Wednesday, September 5, 2018

Yongxi Chen on Circumventing Transparency, Extra-Legal Exemptions from Freedom of Information and Judicial Review in China (J Int'l Media & Entertainment L)

Yongxi Chen
Journal of International Media & Entertainment Law
2018, Vol. 7, Issue 2, pp. 203-252

Abstract: This paper examines the relation between extra-legal regimes of information control and the right to information created by China’s Regulations on Open Government Information (ROGI) and discusses its implications for legal reforms in a party-state. It finds that the norms that preserve the traditional ways of information control under the socialist system have triumphed over the transparency requirements under the ROGI and inhibited the ROGI’s liberally oriented functions. It argues that the circumvention of transparency requirements is caused by not only the flaws in the ROGI, but also the dualist disposition of power in the party-state and the incomplete legal regulation of the exercise of power.
     Existing literature on China’s transparency reform focuses on the implementation and interpretation of the ROGI alone, largely overlooking the norms that are generated by the party-state authorities in parallel with, or in the place of, the ROGI to exempt information from disclosure.
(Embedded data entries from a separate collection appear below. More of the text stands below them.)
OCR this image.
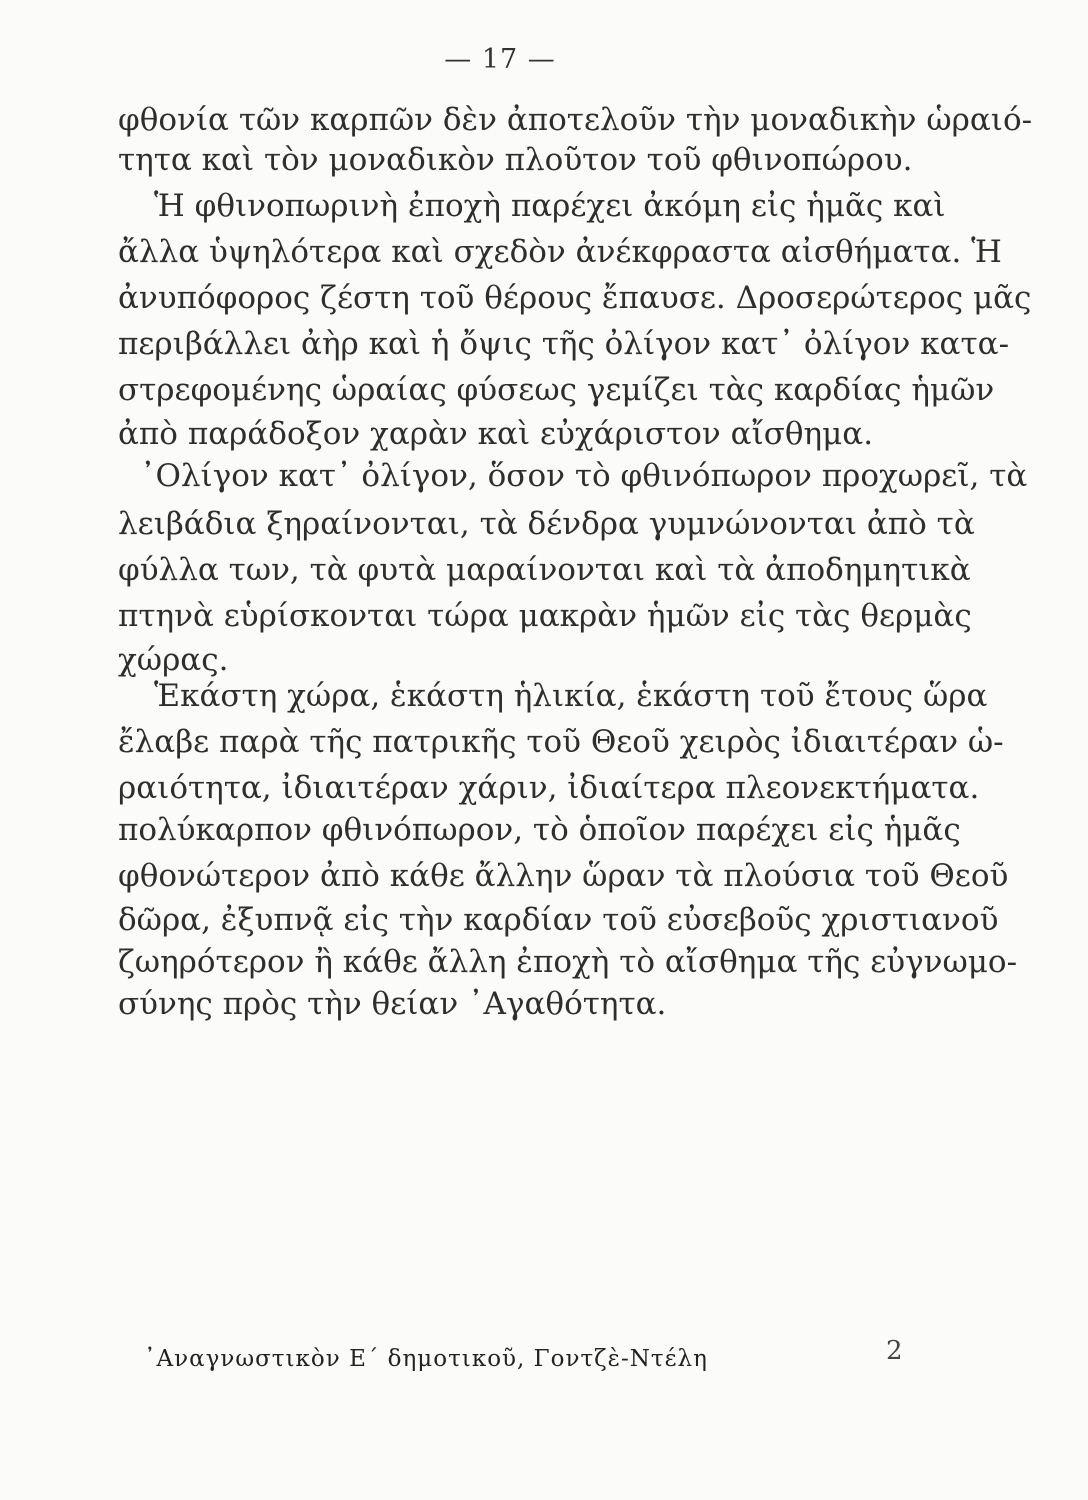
— 17 —
φθονία τῶν καρπῶν δὲν ἀποτελοῦν τὴν μοναδικὴν ὡραιό-
τητα καὶ τὸν μοναδικὸν πλοῦτον τοῦ φθινοπώρου.
Ἡ φθινοπωρινὴ ἐποχὴ παρέχει ἀκόμη εἰς ἡμᾶς καὶ
ἄλλα ὑψηλότερα καὶ σχεδὸν ἀνέκφραστα αἰσθήματα. Ἡ
ἀνυπόφορος ζέστη τοῦ θέρους ἔπαυσε. Δροσερώτερος μᾶς
περιβάλλει ἀὴρ καὶ ἡ ὄψις τῆς ὀλίγον κατ᾽ ὀλίγον κατα-
στρεφομένης ὡραίας φύσεως γεμίζει τὰς καρδίας ἡμῶν
ἀπὸ παράδοξον χαρὰν καὶ εὐχάριστον αἴσθημα.
᾽Ολίγον κατ᾽ ὀλίγον, ὅσον τὸ φθινόπωρον προχωρεῖ, τὰ
λειβάδια ξηραίνονται, τὰ δένδρα γυμνώνονται ἀπὸ τὰ
φύλλα των, τὰ φυτὰ μαραίνονται καὶ τὰ ἀποδημητικὰ
πτηνὰ εὑρίσκονται τώρα μακρὰν ἡμῶν εἰς τὰς θερμὰς
χώρας.
Ἑκάστη χώρα, ἑκάστη ἡλικία, ἑκάστη τοῦ ἔτους ὥρα
ἔλαβε παρὰ τῆς πατρικῆς τοῦ Θεοῦ χειρὸς ἰδιαιτέραν ὡ-
ραιότητα, ἰδιαιτέραν χάριν, ἰδιαίτερα πλεονεκτήματα.
πολύκαρπον φθινόπωρον, τὸ ὁποῖον παρέχει εἰς ἡμᾶς
φθονώτερον ἀπὸ κάθε ἄλλην ὥραν τὰ πλούσια τοῦ Θεοῦ
δῶρα, ἐξυπνᾷ εἰς τὴν καρδίαν τοῦ εὐσεβοῦς χριστιανοῦ
ζωηρότερον ἢ κάθε ἄλλη ἐποχὴ τὸ αἴσθημα τῆς εὐγνωμο-
σύνης πρὸς τὴν θείαν ᾽Αγαθότητα.
᾽Αναγνωστικὸν Ε΄ δημοτικοῦ, Γοντζὲ-Ντέλη	2
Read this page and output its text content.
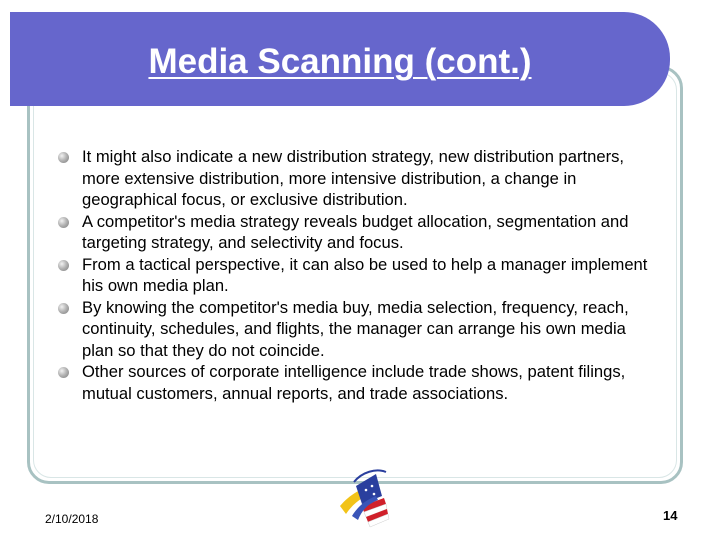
Media Scanning (cont.)
It might also indicate a new distribution strategy, new distribution partners, more extensive distribution, more intensive distribution, a change in geographical focus, or exclusive distribution.
A competitor's media strategy reveals budget allocation, segmentation and targeting strategy, and selectivity and focus.
From a tactical perspective, it can also be used to help a manager implement his own media plan.
By knowing the competitor's media buy, media selection, frequency, reach, continuity, schedules, and flights, the manager can arrange his own media plan so that they do not coincide.
Other sources of corporate intelligence include trade shows, patent filings, mutual customers, annual reports, and trade associations.
2/10/2018	14
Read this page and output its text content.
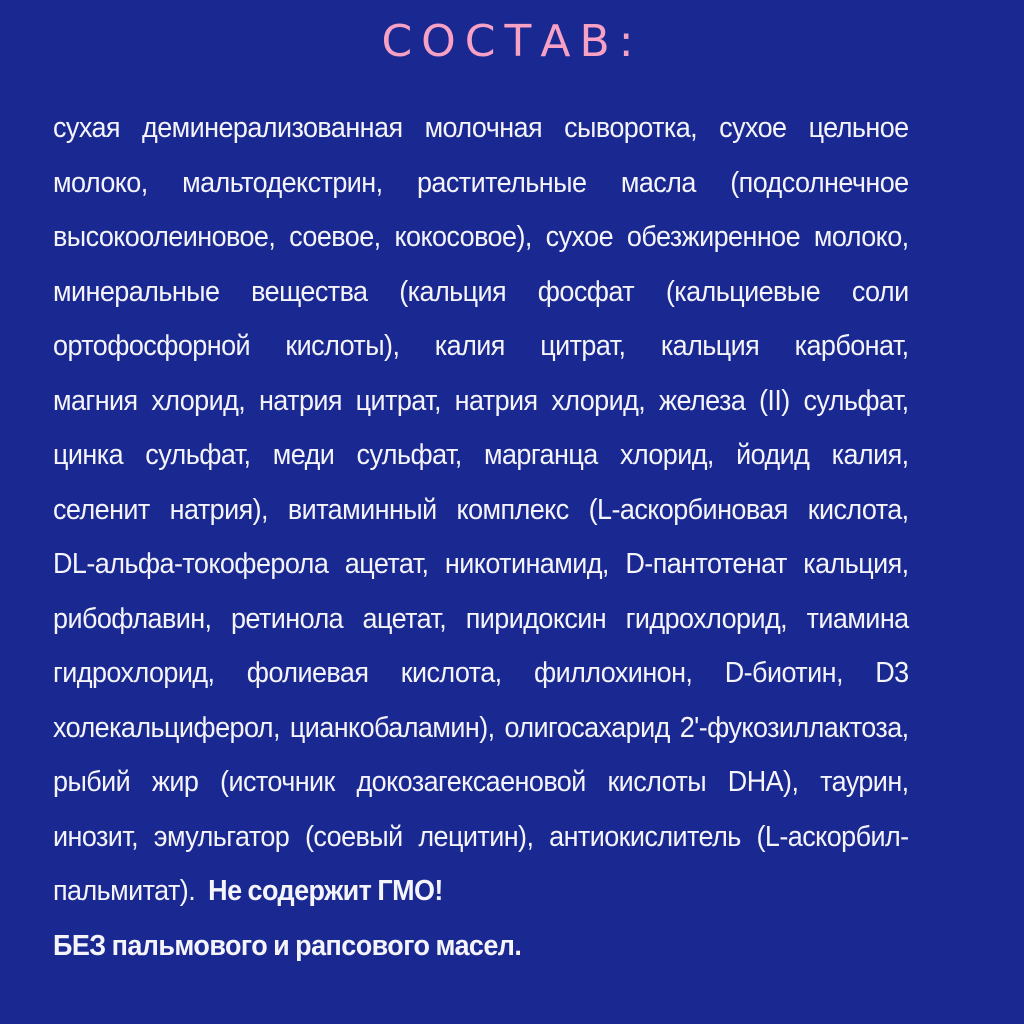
СОСТАВ:
сухая деминерализованная молочная сыворотка, сухое цельное
молоко, мальтодекстрин, растительные масла (подсолнечное
высокоолеиновое, соевое, кокосовое), сухое обезжиренное молоко,
минеральные вещества (кальция фосфат (кальциевые соли
ортофосфорной кислоты), калия цитрат, кальция карбонат,
магния хлорид, натрия цитрат, натрия хлорид, железа (II) сульфат,
цинка сульфат, меди сульфат, марганца хлорид, йодид калия,
селенит натрия), витаминный комплекс (L-аскорбиновая кислота,
DL-альфа-токоферола ацетат, никотинамид, D-пантотенат кальция,
рибофлавин, ретинола ацетат, пиридоксин гидрохлорид, тиамина
гидрохлорид, фолиевая кислота, филлохинон, D-биотин, D3
холекальциферол, цианкобаламин), олигосахарид 2'-фукозиллактоза,
рыбий жир (источник докозагексаеновой кислоты DHA), таурин,
инозит, эмульгатор (соевый лецитин), антиокислитель (L-аскорбил-
пальмитат). Не содержит ГМО!
БЕЗ пальмового и рапсового масел.
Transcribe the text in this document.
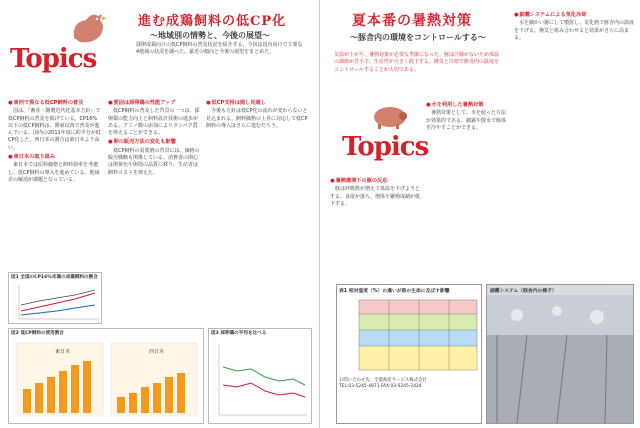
Topics
進む成鶏飼料の低CP化
〜地域別の情勢と、今後の展望〜
採卵成鶏向けの低CP飼料の普及状況を紹介する。今回は国内向けで主要な4地域の状況を調べた。最近の傾向と今後の展望をまとめた。
● 東西で異なる低CP飼料の普及

国は、『畜産・酪農近代化基本方針』で低CP飼料の普及を掲げている。CP16%以下の低CP飼料は、関東以西で普及が進んでいる。国内の2011年度に約半分が低CP化した。西日本の割合は東日本より高い。

● 東日本の取り組み

東日本では原料価格と飼料効率を考慮し、低CP飼料の導入を進めている。地域差の解消が課題となっている。

● 要因は採卵鶏の性能アップ

低CP飼料の普及した背景の一つは、採卵鶏の能力向上と飼料設計技術の進歩がある。アミノ酸の添加によりタンパク質を抑えることができる。

● 卵の販売方法の変化も影響

低CP飼料の需要増の背景には、価格の販売戦略も関係している。消費者の関心は卵黄色や卵殻の品質に移り、生産者は飼料コストを抑えた。

● 低CP支持は揺し見通し

今後も方針は低CP化の流れが変わらないと見込まれる。飼料価格の上昇に対応して低CP飼料の導入はさらに進むだろう。

図1 全国のCP16%未満の成鶏飼料の割合
図2 低CP飼料の使用割合
東日本	西日本
図3 採卵鶏の平均を比べる
夏本番の暑熱対策
〜豚舎内の環境をコントロールする〜
気温が上がり、暑熱対策が必要な季節になった。豚は汗腺がないため体温の調節が苦手で、生産性が大きく低下する。換気と冷却で豚舎内の温度をコントロールすることが大切である。
Topics
● 暑熱環境下の豚の反応

豚は呼吸数が増えて体温を下げようとする。食欲が落ち、増体や繁殖成績が低下する。

● 水を利用した暑熱対策

暑熱対策として、水を使った方法が効果的である。細霧や散水で豚体を冷やすことができる。

● 細霧システムによる気化冷却

水を細かい霧にして噴射し、気化熱で豚舎内の温度を下げる。換気と組み合わせると効果がさらに高まる。

表1 相対湿度（%）の違いが豚の生体に及ぼす影響
お問い合わせ先：全農畜産サービス株式会社 TEL:03-5245-4871 FAX:03-5245-2424
細霧システム（豚舎内の様子）
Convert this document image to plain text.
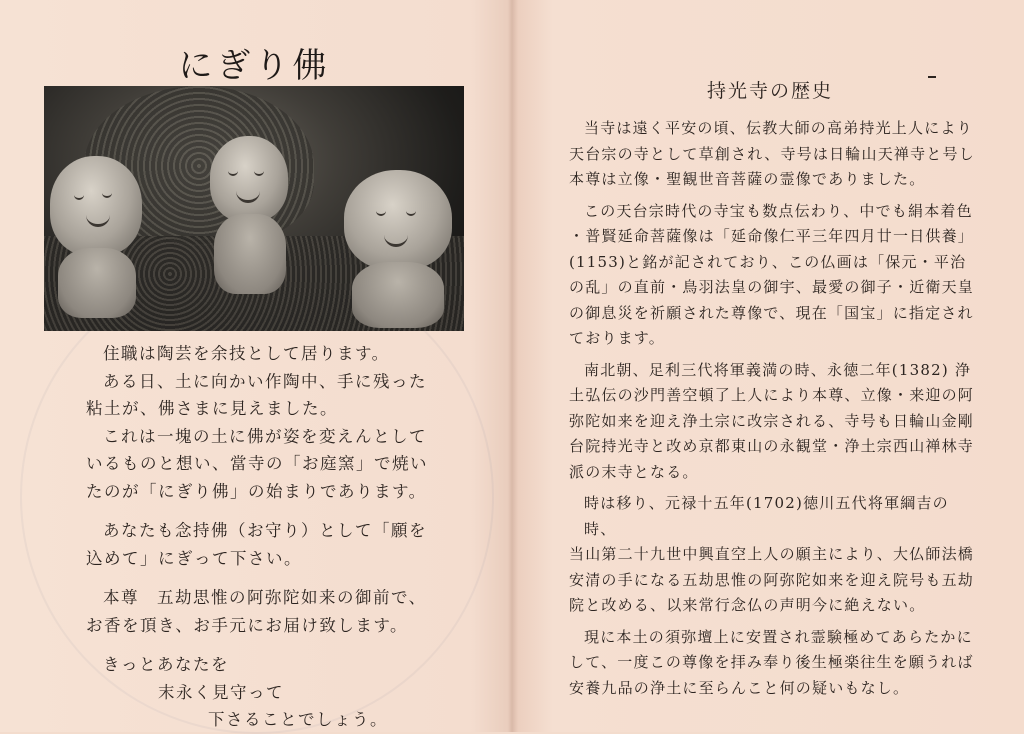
にぎり佛

住職は陶芸を余技として居ります。

ある日、土に向かい作陶中、手に残った

粘土が、佛さまに見えました。

これは一塊の土に佛が姿を変えんとして

いるものと想い、當寺の「お庭窯」で焼い

たのが「にぎり佛」の始まりであります。

あなたも念持佛（お守り）として「願を

込めて」にぎって下さい。

本尊　五劫思惟の阿弥陀如来の御前で、

お香を頂き、お手元にお届け致します。

きっとあなたを

末永く見守って

下さることでしょう。

持光寺の歴史

当寺は遠く平安の頃、伝教大師の高弟持光上人により

天台宗の寺として草創され、寺号は日輪山天禅寺と号し

本尊は立像・聖観世音菩薩の霊像でありました。

この天台宗時代の寺宝も数点伝わり、中でも絹本着色

・普賢延命菩薩像は「延命像仁平三年四月廿一日供養」

(1153)と銘が記されており、この仏画は「保元・平治

の乱」の直前・鳥羽法皇の御宇、最愛の御子・近衛天皇

の御息災を祈願された尊像で、現在「国宝」に指定され

ております。

南北朝、足利三代将軍義満の時、永徳二年(1382) 浄

土弘伝の沙門善空頓了上人により本尊、立像・来迎の阿

弥陀如来を迎え浄土宗に改宗される、寺号も日輪山金剛

台院持光寺と改め京都東山の永観堂・浄土宗西山禅林寺

派の末寺となる。

時は移り、元禄十五年(1702)徳川五代将軍綱吉の時、

当山第二十九世中興直空上人の願主により、大仏師法橋

安清の手になる五劫思惟の阿弥陀如来を迎え院号も五劫

院と改める、以来常行念仏の声明今に絶えない。

現に本土の須弥壇上に安置され霊験極めてあらたかに

して、一度この尊像を拝み奉り後生極楽往生を願うれば

安養九品の浄土に至らんこと何の疑いもなし。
These secrecy norms can be called “extra-legal norms” because they are generally not considered sources of law under the Chinese legal system. Extra-legal norms are nevertheless widely adhered to in practice because of their political importance within the governance structure. It is important to note that freedom of information law is significant primarily because it seeks to establish disclosure as the rule and non-disclosure the exception. The ROGI’s effectiveness hence hinges on the extent to which the primacy of its disclosure requirements is guaranteed over secrecy norms. 
      The paper first identifies three major categories of extra-legal exemptions: (1) documents defining the specific scope of state secrets; (2) directives on the prior approval of information releases; and (3) ROGI implementation measures. It analyzes in depth the nature and validity of each. It then examines, based on a representative sample of cases, judicial review of extra-legal exemptions that fall within categories (1) and (3) but contradict either the ROGI or other laws. After elaborating the gaps in the formal hierarchy of law and the marginal, or even failing, judicial control of invalid norms, the paper further reflects on how its embeddedness in the party-state has impeded an otherwise promising legal reform in the direction of greater government accountability.